My tigress didn’t like getting thrown around. And my human side didn’t care for it, either. For a long time, the newt didn’t move. But the moment his dark brown tail lifted, I bolted and hurdled myself on top of him. My claws hacked into his reptilian side like nails through plastic—hard at first, until I completely broke through the tough outer flesh. His skin and innards sprayed my face in chunks, his squeals barely audible over my thunderous roars.

I continued to slash until I felt the pull of muscle and ligaments from long thin bones. That’s when I stopped. Viciousness had its limits, and I’d far surpassed them. I leapt from the bin with grace, the soaked pads of my paws leaving prints on the grimy floor with each step.

I’d won the first challenge. No one appeared with a medal to place around my fuzzy neck, no balloons dropped down from the ceiling, no one patted my back to say “Well done!” And while I didn’t exactly expect a supernatural parade complete with black cats on unicycles, I had expected something more . . . mystical. I changed, returning to my human side and adding bloody human footprints to the tiger ones. Now what? I stood na**d again, with no bouncer in a tacky T-shirt in sight. I reached the floor polisher and sighed, exhausted and still freaked out.

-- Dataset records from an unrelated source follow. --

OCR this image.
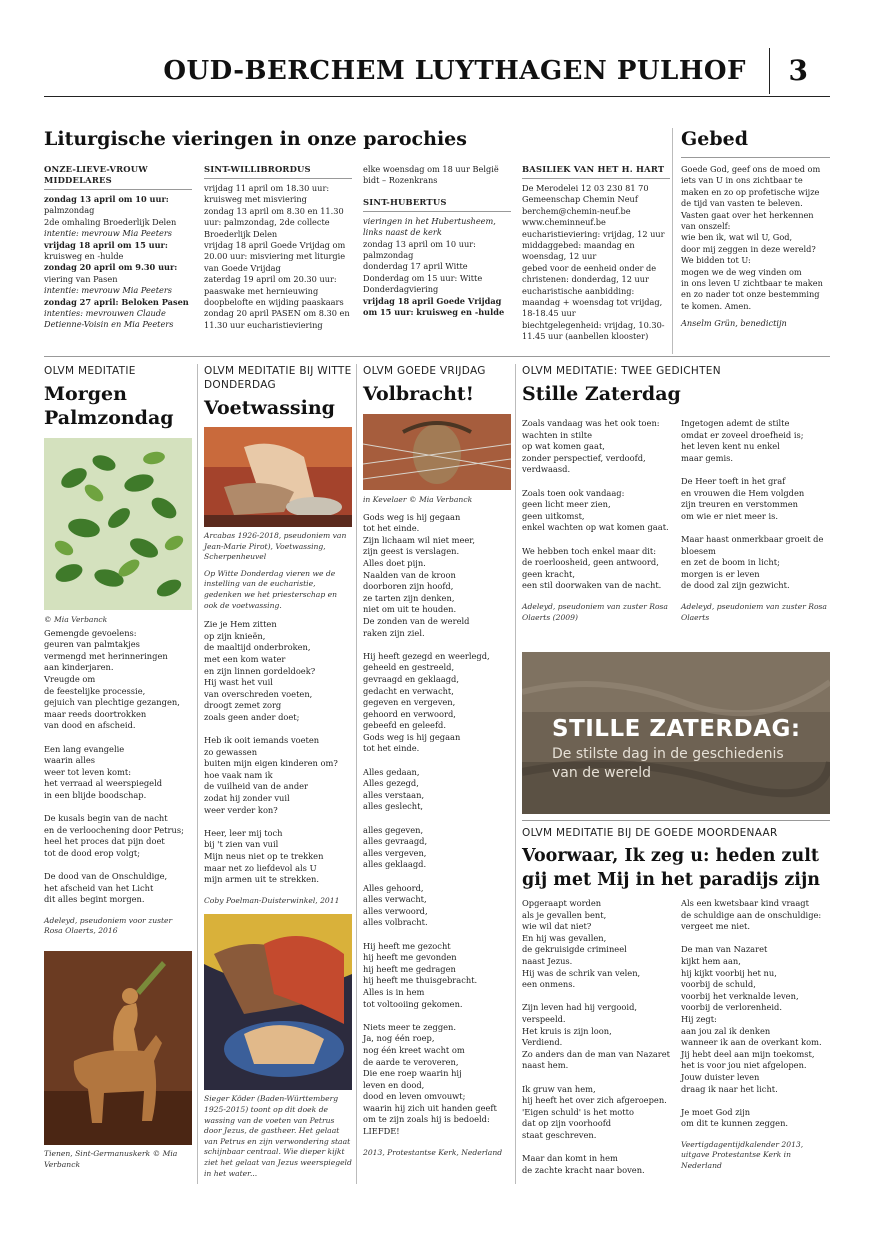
OUD-BERCHEM LUYTHAGEN PULHOF 3
Liturgische vieringen in onze parochies
ONZE-LIEVE-VROUW MIDDELARES

zondag 13 april om 10 uur:

palmzondag

2de omhaling Broederlijk Delen

intentie: mevrouw Mia Peeters

vrijdag 18 april om 15 uur:

kruisweg en -hulde

zondag 20 april om 9.30 uur:

viering van Pasen

intentie: mevrouw Mia Peeters

zondag 27 april: Beloken Pasen

intenties: mevrouwen Claude Detienne-Voisin en Mia Peeters

SINT-WILLIBRORDUS

vrijdag 11 april om 18.30 uur: kruisweg met misviering

zondag 13 april om 8.30 en 11.30 uur: palmzondag, 2de collecte Broederlijk Delen

vrijdag 18 april Goede Vrijdag om 20.00 uur: misviering met liturgie van Goede Vrijdag

zaterdag 19 april om 20.30 uur: paaswake met hernieuwing doopbelofte en wijding paaskaars

zondag 20 april PASEN om 8.30 en 11.30 uur eucharistieviering

elke woensdag om 18 uur België bidt – Rozenkrans
SINT-HUBERTUS

vieringen in het Hubertusheem, links naast de kerk

zondag 13 april om 10 uur: palmzondag

donderdag 17 april Witte Donderdag om 15 uur: Witte Donderdagviering

vrijdag 18 april Goede Vrijdag om 15 uur: kruisweg en -hulde

BASILIEK VAN HET H. HART

De Merodelei 12 03 230 81 70

Gemeenschap Chemin Neuf

berchem@chemin-neuf.be

www.cheminneuf.be

eucharistieviering: vrijdag, 12 uur

middaggebed: maandag en woensdag, 12 uur

gebed voor de eenheid onder de christenen: donderdag, 12 uur

eucharistische aanbidding: maandag + woensdag tot vrijdag, 18-18.45 uur

biechtgelegenheid: vrijdag, 10.30-11.45 uur (aanbellen klooster)

Gebed
Goede God, geef ons de moed om iets van U in ons zichtbaar te maken en zo op profetische wijze de tijd van vasten te beleven.
Vasten gaat over het herkennen van onszelf:
wie ben ik, wat wil U, God,
door mij zeggen in deze wereld?
We bidden tot U:
mogen we de weg vinden om
in ons leven U zichtbaar te maken
en zo nader tot onze bestemming te komen. Amen.
Anselm Grün, benedictijn
OLVM MEDITATIE
Morgen Palmzondag
© Mia Verbanck
Gemengde gevoelens:
geuren van palmtakjes
vermengd met herinneringen
aan kinderjaren.
Vreugde om
de feestelijke processie,
gejuich van plechtige gezangen,
maar reeds doortrokken
van dood en afscheid.

Een lang evangelie
waarin alles
weer tot leven komt:
het verraad al weerspiegeld
in een blijde boodschap.

De kusals begin van de nacht
en de verloochening door Petrus;
heel het proces dat pijn doet
tot de dood erop volgt;

De dood van de Onschuldige,
het afscheid van het Licht
dit alles begint morgen.
Adeleyd, pseudoniem voor zuster Rosa Olaerts, 2016
Tienen, Sint-Germanuskerk © Mia Verbanck
OLVM MEDITATIE BIJ WITTE DONDERDAG
Voetwassing
Arcabas 1926-2018, pseudoniem van Jean-Marie Pirot), Voetwassing, Scherpenheuvel
Op Witte Donderdag vieren we de instelling van de eucharistie, gedenken we het priesterschap en ook de voetwassing.
Zie je Hem zitten
op zijn knieën,
de maaltijd onderbroken,
met een kom water
en zijn linnen gordeldoek?
Hij wast het vuil
van overschreden voeten,
droogt zemet zorg
zoals geen ander doet;

Heb ik ooit iemands voeten
zo gewassen
buiten mijn eigen kinderen om?
hoe vaak nam ik
de vuilheid van de ander
zodat hij zonder vuil
weer verder kon?

Heer, leer mij toch
bij 't zien van vuil
Mijn neus niet op te trekken
maar net zo liefdevol als U
mijn armen uit te strekken.
Coby Poelman-Duisterwinkel, 2011
Sieger Köder (Baden-Württemberg 1925-2015) toont op dit doek de wassing van de voeten van Petrus door Jezus, de gastheer. Het gelaat van Petrus en zijn verwondering staat schijnbaar centraal. Wie dieper kijkt ziet het gelaat van Jezus weerspiegeld in het water...
OLVM GOEDE VRIJDAG
Volbracht!
in Kevelaer © Mia Verbanck
Gods weg is hij gegaan
tot het einde.
Zijn lichaam wil niet meer,
zijn geest is verslagen.
Alles doet pijn.
Naalden van de kroon
doorboren zijn hoofd,
ze tarten zijn denken,
niet om uit te houden.
De zonden van de wereld
raken zijn ziel.

Hij heeft gezegd en weerlegd,
geheeld en gestreeld,
gevraagd en geklaagd,
gedacht en verwacht,
gegeven en vergeven,
gehoord en verwoord,
gebeefd en geleefd.
Gods weg is hij gegaan
tot het einde.

Alles gedaan,
Alles gezegd,
alles verstaan,
alles geslecht,

alles gegeven,
alles gevraagd,
alles vergeven,
alles geklaagd.

Alles gehoord,
alles verwacht,
alles verwoord,
alles volbracht.

Hij heeft me gezocht
hij heeft me gevonden
hij heeft me gedragen
hij heeft me thuisgebracht.
Alles is in hem
tot voltooiing gekomen.

Niets meer te zeggen.
Ja, nog één roep,
nog één kreet wacht om
de aarde te veroveren,
Die ene roep waarin hij
leven en dood,
dood en leven omvouwt;
waarin hij zich uit handen geeft
om te zijn zoals hij is bedoeld:
LIEFDE!
2013, Protestantse Kerk, Nederland
OLVM MEDITATIE: TWEE GEDICHTEN
Stille Zaterdag
Zoals vandaag was het ook toen:
wachten in stilte
op wat komen gaat,
zonder perspectief, verdoofd,
verdwaasd.

Zoals toen ook vandaag:
geen licht meer zien,
geen uitkomst,
enkel wachten op wat komen gaat.

We hebben toch enkel maar dit:
de roerloosheid, geen antwoord,
geen kracht,
een stil doorwaken van de nacht.
Adeleyd, pseudoniem van zuster Rosa Olaerts (2009)
Ingetogen ademt de stilte
omdat er zoveel droefheid is;
het leven kent nu enkel
maar gemis.

De Heer toeft in het graf
en vrouwen die Hem volgden
zijn treuren en verstommen
om wie er niet meer is.

Maar haast onmerkbaar groeit de bloesem
en zet de boom in licht;
morgen is er leven
de dood zal zijn gezwicht.
Adeleyd, pseudoniem van zuster Rosa Olaerts
STILLE ZATERDAG:
De stilste dag in de geschiedenis
van de wereld
OLVM MEDITATIE BIJ DE GOEDE MOORDENAAR
Voorwaar, Ik zeg u: heden zult gij met Mij in het paradijs zijn
Opgeraapt worden
als je gevallen bent,
wie wil dat niet?
En hij was gevallen,
de gekruisigde crimineel
naast Jezus.
Hij was de schrik van velen,
een onmens.

Zijn leven had hij vergooid,
verspeeld.
Het kruis is zijn loon,
Verdiend.
Zo anders dan de man van Nazaret
naast hem.

Ik gruw van hem,
hij heeft het over zich afgeroepen.
'Eigen schuld' is het motto
dat op zijn voorhoofd
staat geschreven.

Maar dan komt in hem
de zachte kracht naar boven.
Als een kwetsbaar kind vraagt
de schuldige aan de onschuldige:
vergeet me niet.

De man van Nazaret
kijkt hem aan,
hij kijkt voorbij het nu,
voorbij de schuld,
voorbij het verknalde leven,
voorbij de verlorenheid.
Hij zegt:
aan jou zal ik denken
wanneer ik aan de overkant kom.
Jij hebt deel aan mijn toekomst,
het is voor jou niet afgelopen.
Jouw duister leven
draag ik naar het licht.

Je moet God zijn
om dit te kunnen zeggen.
Veertigdagentijdkalender 2013, uitgave Protestantse Kerk in Nederland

If it wasn’t for the sudden change in the air, I wouldn’t have sensed the giant newt springing at me. With more reflex than strategy, I gripped the handlebars of the floor polisher and swung. The newt bounced off the wall and slumped in front of me, nothing more but ground, battered meat and bone piercing through rubberlike skin.

This time, I needed to make sure he was dead. I bashed in his skull until my face dripped with red death and I couldn’t see, only feel. Feel the bones crunch like wet marbles, feel the warm blood turn cold against my heated flesh, feel my muscles scream with stress and tension.

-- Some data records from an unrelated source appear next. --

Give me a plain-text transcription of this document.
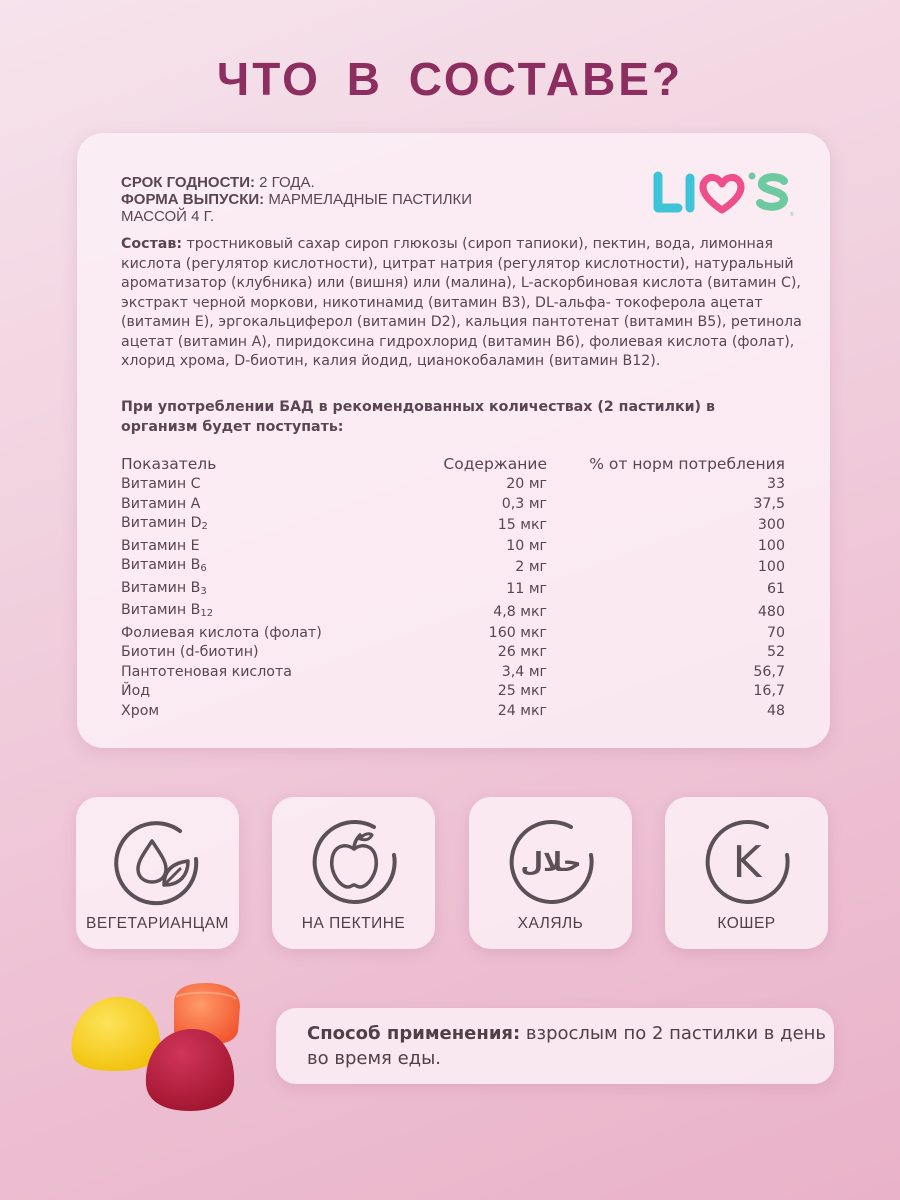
ЧТО В СОСТАВЕ?
®
СРОК ГОДНОСТИ: 2 ГОДА.
ФОРМА ВЫПУСКИ: МАРМЕЛАДНЫЕ ПАСТИЛКИ МАССОЙ 4 Г.
Состав: тростниковый сахар сироп глюкозы (сироп тапиоки), пектин, вода, лимонная кислота (регулятор кислотности), цитрат натрия (регулятор кислотности), натуральный ароматизатор (клубника) или (вишня) или (малина), L-аскорбиновая кислота (витамин С), экстракт черной моркови, никотинамид (витамин В3), DL-альфа- токоферола ацетат (витамин Е), эргокальциферол (витамин D2), кальция пантотенат (витамин В5), ретинола ацетат (витамин А), пиридоксина гидрохлорид (витамин В6), фолиевая кислота (фолат), хлорид хрома, D-биотин, калия йодид, цианокобаламин (витамин В12).
При употреблении БАД в рекомендованных количествах (2 пастилки) в организм будет поступать:
Показатель	Содержание	% от норм потребления
Витамин С	20 мг	33
Витамин А	0,3 мг	37,5
Витамин $D_2$	15 мкг	300
Витамин Е	10 мг	100
Витамин $В_6$	2 мг	100
Витамин $В_3$	11 мг	61
Витамин $В_{12}$	4,8 мкг	480
Фолиевая кислота (фолат)	160 мкг	70
Биотин (d-биотин)	26 мкг	52
Пантотеновая кислота	3,4 мг	56,7
Йод	25 мкг	16,7
Хром	24 мкг	48
ВЕГЕТАРИАНЦАМ	НА ПЕКТИНЕ
حلال
ХАЛЯЛЬ
K
КОШЕР

Способ применения: взрослым по 2 пастилки в день во время еды.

“Miss Celia, what are you do-eeng?”

I jumped and dropped the handlebars. My hands slapped at my saturated face, trying to see through the glop. Eduardo, one of the day-shift custodians, stood by the double doors with a mini version of the trash bins on wheels. I gaped at my bloody hands, then at the blood pooling from my chin onto the floor. My eyes searched the confines of the room. No other blood but mine in sight. The cracked cinderblock had repaired itself, the pizza boxes, cups, and other garbage had returned to the heap. And the broken chairs lay piled neatly in the corner. Absolutely no other evidence of a high-noon magical showdown . . . with the exception of a very small, very dead, very mutilated newt the size of my palm near my feet. This was more of the ending to round one I’d expected, minus Eduardo.

“Um. Hi, Eduardo.” I pointed to the newt. “I was killing that lizard thingy,” I responded with total sincerity.

Eduardo didn’t bother to take in the newt. Just me. Go figure. “But why are you bleed-eeng . . . and nay-ked?”

My hands gripped my girl parts. Oh, God.